The rapid development and deployment of COVID-19 vaccines was a significant achievement, yet the need for a globally accessible vaccine providing long-lasting immunity against current and future SARS-CoV-2 variants remains. As of May 2022, nearly a billion people worldwide were unvaccinated. Affordability, including cold chain requirements, and waning immunity leading to frequent booster shots are major obstacles. The emergence of SARS-CoV-2 variants capable of evading neutralizing antibodies further complicates the situation. This research addresses these challenges by developing and evaluating a novel, ferritin-based nanoparticle vaccine candidate, focusing on its immunogenicity, stability, scalability, and potential for broad-spectrum protection.
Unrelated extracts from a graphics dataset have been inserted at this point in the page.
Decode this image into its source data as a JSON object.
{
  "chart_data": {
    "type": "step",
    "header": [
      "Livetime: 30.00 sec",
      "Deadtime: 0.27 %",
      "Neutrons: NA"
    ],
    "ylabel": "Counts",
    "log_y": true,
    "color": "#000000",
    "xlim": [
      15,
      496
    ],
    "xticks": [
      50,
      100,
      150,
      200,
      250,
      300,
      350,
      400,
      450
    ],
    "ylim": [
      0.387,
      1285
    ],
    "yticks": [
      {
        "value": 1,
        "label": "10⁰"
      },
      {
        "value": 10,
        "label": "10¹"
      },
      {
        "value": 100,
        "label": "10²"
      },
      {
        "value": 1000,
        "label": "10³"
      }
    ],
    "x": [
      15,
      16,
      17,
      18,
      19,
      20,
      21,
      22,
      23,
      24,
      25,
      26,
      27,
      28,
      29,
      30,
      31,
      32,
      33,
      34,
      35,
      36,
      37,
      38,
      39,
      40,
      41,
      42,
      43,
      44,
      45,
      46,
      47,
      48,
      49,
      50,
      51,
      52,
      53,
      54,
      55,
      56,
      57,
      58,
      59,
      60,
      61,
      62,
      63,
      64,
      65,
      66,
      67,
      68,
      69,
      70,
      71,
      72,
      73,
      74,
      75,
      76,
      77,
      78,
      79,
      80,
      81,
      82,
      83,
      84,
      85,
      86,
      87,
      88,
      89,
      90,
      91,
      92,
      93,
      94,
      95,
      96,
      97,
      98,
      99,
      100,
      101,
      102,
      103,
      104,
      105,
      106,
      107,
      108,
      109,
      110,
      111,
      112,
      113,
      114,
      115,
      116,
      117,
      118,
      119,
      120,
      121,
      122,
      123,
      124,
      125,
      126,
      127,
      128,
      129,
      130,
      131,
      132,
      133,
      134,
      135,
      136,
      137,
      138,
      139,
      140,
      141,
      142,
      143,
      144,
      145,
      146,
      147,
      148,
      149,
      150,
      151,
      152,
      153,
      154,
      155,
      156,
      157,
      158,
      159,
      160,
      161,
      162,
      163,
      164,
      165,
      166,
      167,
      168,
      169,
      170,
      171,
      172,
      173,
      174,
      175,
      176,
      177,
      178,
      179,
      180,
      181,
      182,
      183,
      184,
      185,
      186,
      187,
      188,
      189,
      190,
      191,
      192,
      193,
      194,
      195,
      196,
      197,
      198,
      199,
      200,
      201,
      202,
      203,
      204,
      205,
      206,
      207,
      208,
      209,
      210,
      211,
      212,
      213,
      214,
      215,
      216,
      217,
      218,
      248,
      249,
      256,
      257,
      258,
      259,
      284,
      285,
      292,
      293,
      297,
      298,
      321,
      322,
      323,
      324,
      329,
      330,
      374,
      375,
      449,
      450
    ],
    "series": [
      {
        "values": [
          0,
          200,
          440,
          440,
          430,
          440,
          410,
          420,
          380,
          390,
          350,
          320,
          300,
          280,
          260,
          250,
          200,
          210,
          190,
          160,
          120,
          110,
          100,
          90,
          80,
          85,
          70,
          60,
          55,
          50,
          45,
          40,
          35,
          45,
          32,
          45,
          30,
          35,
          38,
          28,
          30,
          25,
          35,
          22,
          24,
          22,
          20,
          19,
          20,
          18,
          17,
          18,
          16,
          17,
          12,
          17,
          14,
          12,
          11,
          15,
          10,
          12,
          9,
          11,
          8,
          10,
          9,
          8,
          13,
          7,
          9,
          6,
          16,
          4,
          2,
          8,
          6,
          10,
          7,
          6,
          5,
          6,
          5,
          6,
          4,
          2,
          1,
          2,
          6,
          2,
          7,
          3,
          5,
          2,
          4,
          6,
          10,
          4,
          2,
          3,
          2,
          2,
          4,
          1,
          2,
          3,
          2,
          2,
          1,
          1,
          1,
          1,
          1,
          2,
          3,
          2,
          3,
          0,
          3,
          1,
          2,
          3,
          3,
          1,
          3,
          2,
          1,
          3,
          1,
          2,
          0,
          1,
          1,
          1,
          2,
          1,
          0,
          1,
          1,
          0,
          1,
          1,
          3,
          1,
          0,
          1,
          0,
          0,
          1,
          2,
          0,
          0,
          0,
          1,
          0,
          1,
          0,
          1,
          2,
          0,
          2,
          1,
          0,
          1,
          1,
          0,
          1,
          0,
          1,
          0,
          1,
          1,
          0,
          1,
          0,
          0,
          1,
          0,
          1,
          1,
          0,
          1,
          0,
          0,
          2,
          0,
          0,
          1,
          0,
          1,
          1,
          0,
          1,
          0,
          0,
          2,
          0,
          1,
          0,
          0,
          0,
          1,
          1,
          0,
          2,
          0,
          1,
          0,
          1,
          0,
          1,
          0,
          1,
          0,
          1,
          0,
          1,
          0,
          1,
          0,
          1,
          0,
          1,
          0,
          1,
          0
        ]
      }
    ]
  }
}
Protein nanoparticle vaccines offer advantages over isolated protein subunits due to enhanced uptake by antigen-presenting cells and multivalent antigen presentation, promoting B cell activation. Ferritin-based nanoparticle vaccines have shown promising results against SARS-CoV-2 and other viruses, with some demonstrating safety and efficacy in clinical trials. Previous research introduced SAC-Fer, a ferritin-based vaccine displaying a truncated SARS-CoV-2 spike protein. This study builds upon that foundation, improving the vaccine's immunogenicity and stability through modifications to the spike protein and the use of aluminum hydroxide as a sole adjuvant.

The researchers designed and characterized DCFH (DCFHP), an updated version of SAC-Fer with additional stabilizing proline residues. They assessed DCFH's expression levels, purity, molecular weight, stability, and epitope presentation using various techniques, including SDS-PAGE, SEC-MALS, DSF, and cryo-EM. Immunogenicity was evaluated in mice using DCFH-alum (DCFH formulated with aluminum hydroxide as the sole adjuvant). The stability of DCFH-alum was tested by storing samples at different temperatures and assessing their immunogenicity in mice. To improve production, a high-producing stable mammalian cell line expressing DCFH was developed using CHO-K1 cells. The immunogenicity of DCFH-alum was then tested in rhesus macaques using a two-dose regimen, followed by a booster dose after a varying interval. Neutralizing antibody titers against various SARS-CoV-2 variants and SARS-CoV-1 were measured. The durability of the immune response was assessed over time. T cell responses were characterized using intracellular cytokine staining assays. Various techniques were employed, including ELISA, pseudovirus neutralization assays, live virus neutralization assays, and cryo-electron microscopy.

DCFH showed improved expression levels and stability compared to SAC-Fer. DCFH-alum demonstrated robust immunogenicity in mice, even after storage at 37°C for at least two weeks. A high-producing stable CHO cell line was successfully established, enabling large-scale production. In rhesus macaques, DCFH-alum elicited strong and durable neutralizing antibody responses against multiple SARS-CoV-2 variants, including Omicron subvariants BA.4/5 and BQ.1, as well as SARS-CoV-1. A booster dose after one year generated a robust anamnestic response. The vaccine induced a balanced Th1 and Th2 CD4+ T cell response. The findings suggest that a cell-culture pseudotyped neutralizing titer of ~10-3 titers has been shown to have a correlating impact against symptomatic disease outcomes and that the observed neutralizing antibody titers in NHPs could correlate with protection against symptomatic disease in humans.

The study's findings demonstrate the potential of DCFHP-alum as a safe and effective COVID-19 vaccine. Its broad-spectrum neutralizing activity against current and past variants, along with its stability at higher temperatures and scalable production methods, address key limitations of existing vaccines. The durable immune response and strong anamnestic response following a booster suggest that DCFHP-alum could be administered annually or less frequently. The results support its potential as a booster vaccine for previously vaccinated or infected individuals, as well as a primary vaccine for children and infants. The use of aluminum hydroxide as the sole adjuvant enhances its affordability and global accessibility.

DCFHP-alum shows promise as a cost-effective, thermostable, and broadly protective COVID-19 vaccine. Its strong immunogenicity, durable response, and ability to elicit an anamnestic response after a year suggest its potential for annual or less frequent boosting and for use in pediatric populations. Further research involving clinical trials is necessary to validate these findings in humans. Future studies could investigate the optimal dosing regimen and long-term efficacy in different populations.

The study was conducted in non-human primates, and results may not fully translate to humans. The long-term durability of the immune response, beyond one year post-boost, requires further investigation. While the high-yield production method is promising, further optimization may be needed for large-scale GMP manufacturing.